Fécondation in vitro avec ovules de donneuse et sperme de donneur
Cette Technique de Reproduction Assistée consiste à féconder en laboratoire les ovules d'une donneuse anonyme avec le sperme provenant d'un donneur anonyme et à transférer les embryons qui en résultent dans l'utérus de la femme receveuse.
Déroulement de la FIV avec ovule de donneuse et sperme de donneur
Première phase (sélection de la donneuse). Les donneuses sont sélectionnées sur la base de critères médicaux très stricts. On procède tout d'abord à un examen clinique afin de s'assurer du bon fonctionnement ovarien et de l'absence de pathologies transmissibles (infectieuses ou génétiques). Avant de pouvoir donner ses ovocytes, la donneuse se soumet à une analyse de sang pour écarter tout risque de transmission de maladies infectieuses (hépatites B et C, HIV, cytomégalovirus, gonocoque, chlamydiae et syphilis) et pour déterminer son groupe sanguin, sa base hormonale et son caryotype. On lui pratique également une cytologie et des cultures du col de l'utérus ainsi qu'une échographie pelvienne.
Ces résultats sont examinés par un médecin qui vérifie également, au moyen d'un questionnaire réalisé auprès de la patiente, l'absence de maladies génétiques dans les antécédents personnels ou familiaux, tandis qu'un psychologue évalue la santé mentale de la donneuse.

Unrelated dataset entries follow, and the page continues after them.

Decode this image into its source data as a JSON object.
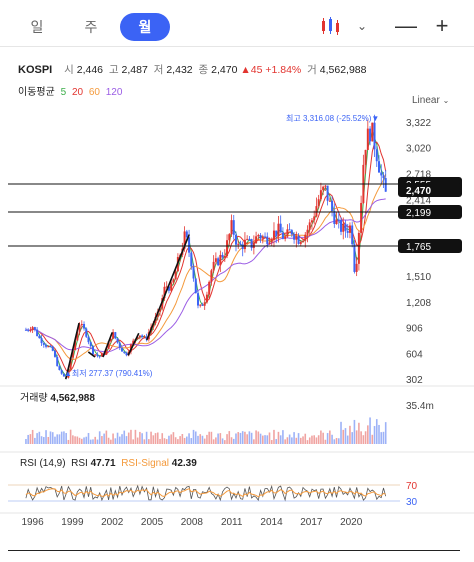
{
  "tabs": [
    {
      "label": "일",
      "active": false
    },
    {
      "label": "주",
      "active": false
    },
    {
      "label": "월",
      "active": true
    }
  ],
  "toolbar": {
    "chart_type_icon": "candlestick-icon",
    "dropdown_icon": "chevron-down-icon",
    "minimize_icon": "minus-icon",
    "add_icon": "plus-icon",
    "minus_glyph": "—",
    "plus_glyph": "+"
  },
  "info": {
    "name": "KOSPI",
    "open_label": "시",
    "open": "2,446",
    "high_label": "고",
    "high": "2,487",
    "low_label": "저",
    "low": "2,432",
    "close_label": "종",
    "close": "2,470",
    "change": "▲45",
    "change_pct": "+1.84%",
    "volume_label": "거",
    "volume": "4,562,988"
  },
  "moving_average": {
    "label": "이동평균",
    "periods": [
      {
        "value": "5",
        "color": "#3cae4a"
      },
      {
        "value": "20",
        "color": "#e2342f"
      },
      {
        "value": "60",
        "color": "#f49a3c"
      },
      {
        "value": "120",
        "color": "#9b5de5"
      }
    ]
  },
  "scale_button": "Linear",
  "price_axis": [
    "3,322",
    "3,020",
    "2,718",
    "2,414",
    "1,510",
    "1,208",
    "906",
    "604",
    "302"
  ],
  "high_marker": "최고 3,316.08 (-25.52%)▼",
  "low_marker": "▲최저 277.37 (790.41%)",
  "price_lines": [
    {
      "label": "2,555",
      "style": "outline"
    },
    {
      "label": "2,470",
      "style": "filled"
    },
    {
      "label": "2,199",
      "style": "outline"
    },
    {
      "label": "1,765",
      "style": "outline"
    }
  ],
  "volume_panel": {
    "label": "거래량",
    "value": "4,562,988",
    "axis": "35.4m"
  },
  "rsi_panel": {
    "label": "RSI (14,9)",
    "rsi_label": "RSI",
    "rsi_value": "47.71",
    "signal_label": "RSI-Signal",
    "signal_value": "42.39",
    "upper": "70",
    "lower": "30"
  },
  "x_axis": [
    "1996",
    "1999",
    "2002",
    "2005",
    "2008",
    "2011",
    "2014",
    "2017",
    "2020"
  ],
  "chart_data": {
    "type": "line",
    "title": "",
    "xlabel": "",
    "ylabel": "",
    "x": [
      1995.5,
      1996,
      1996.5,
      1997,
      1997.5,
      1998,
      1998.5,
      1999,
      1999.5,
      2000,
      2000.5,
      2001,
      2001.5,
      2002,
      2002.5,
      2003,
      2003.5,
      2004,
      2004.5,
      2005,
      2005.5,
      2006,
      2006.5,
      2007,
      2007.5,
      2008,
      2008.5,
      2009,
      2009.5,
      2010,
      2010.5,
      2011,
      2011.5,
      2012,
      2012.5,
      2013,
      2013.5,
      2014,
      2014.5,
      2015,
      2015.5,
      2016,
      2016.5,
      2017,
      2017.5,
      2018,
      2018.5,
      2019,
      2019.5,
      2020,
      2020.3,
      2020.7,
      2021,
      2021.5,
      2022,
      2022.3,
      2022.6
    ],
    "series": [
      {
        "values": [
          880,
          920,
          780,
          700,
          640,
          400,
          300,
          620,
          960,
          850,
          620,
          560,
          620,
          850,
          700,
          580,
          720,
          840,
          760,
          940,
          1070,
          1400,
          1380,
          1710,
          2000,
          1650,
          1100,
          1250,
          1600,
          1700,
          1800,
          2100,
          1850,
          1900,
          1880,
          2000,
          1950,
          2000,
          2050,
          1950,
          2050,
          1950,
          2000,
          2150,
          2400,
          2550,
          2300,
          2100,
          2050,
          2100,
          1500,
          2300,
          3050,
          3250,
          2900,
          2650,
          2470
        ]
      }
    ],
    "ylim": [
      200,
      3450
    ],
    "xlim": [
      1994.3,
      2023.3
    ]
  }
}
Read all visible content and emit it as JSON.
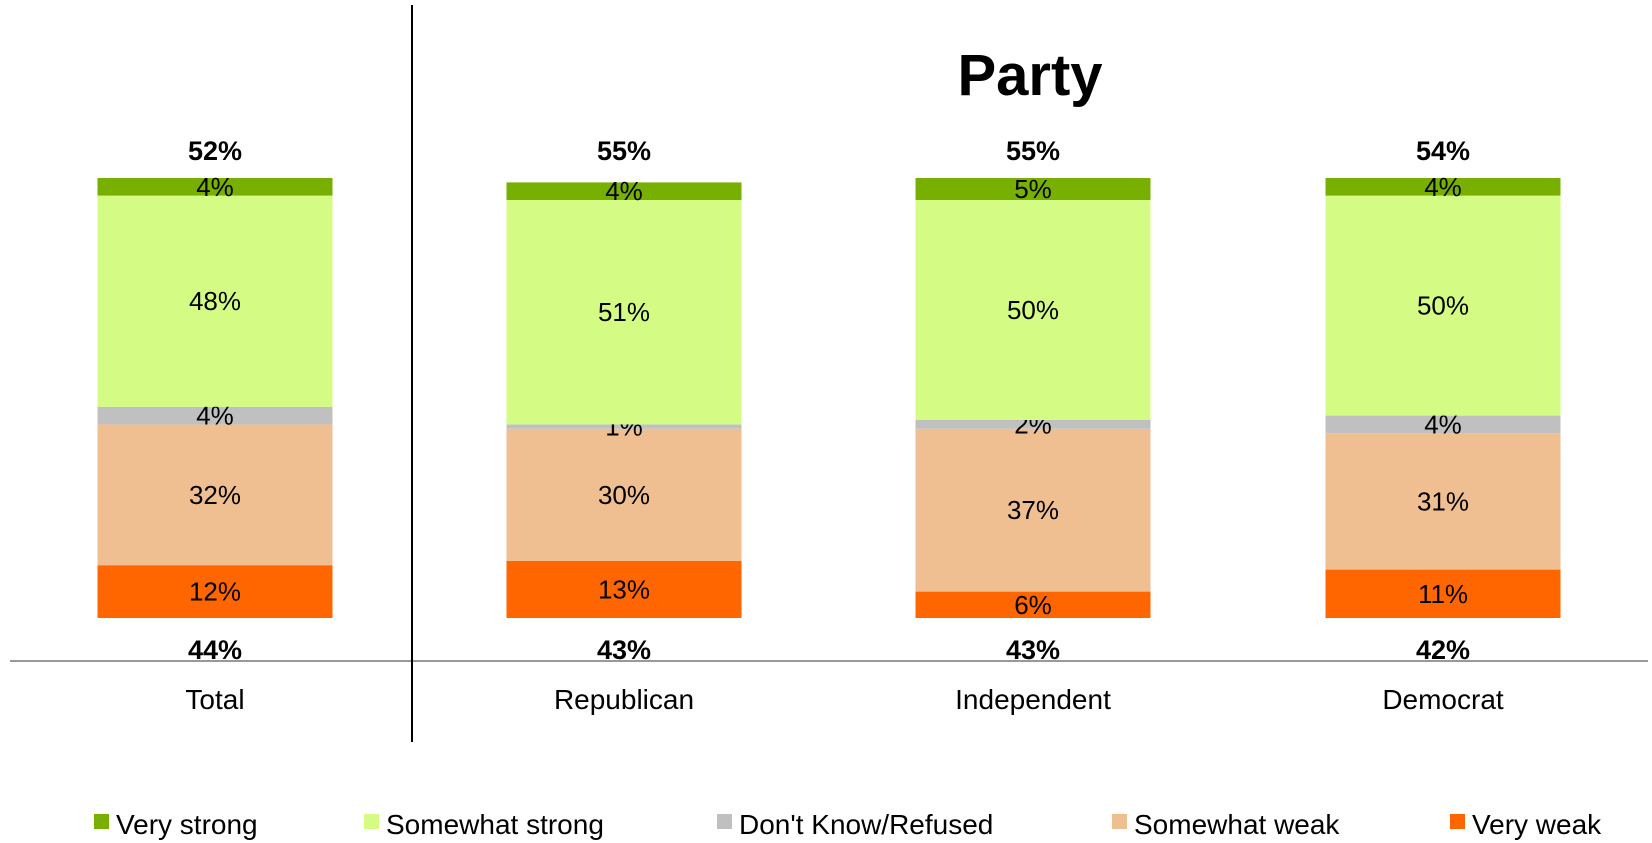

Enfin, la donneuse signe un consentement, conformément à la loi espagnole, moyennant lequel elle accepte de faire don de ses ovocytes à un couple désirant avoir un enfant, dont elle ne cherchera jamais à connaître l'identité.
Deuxième phase (traitement de la donneuse). Les donneuses doivent suivre un traitement de stimulation ovarienne d'une durée de deux semaines, qui consiste à administrer des injections d'hormones sous-cutanées, dont le développement est contrôlé au moyen d'échographies et d'analyses de sang (cinq respectivement). Les ovocytes sont récupérés moyennant ponction réalisée sous sédatif.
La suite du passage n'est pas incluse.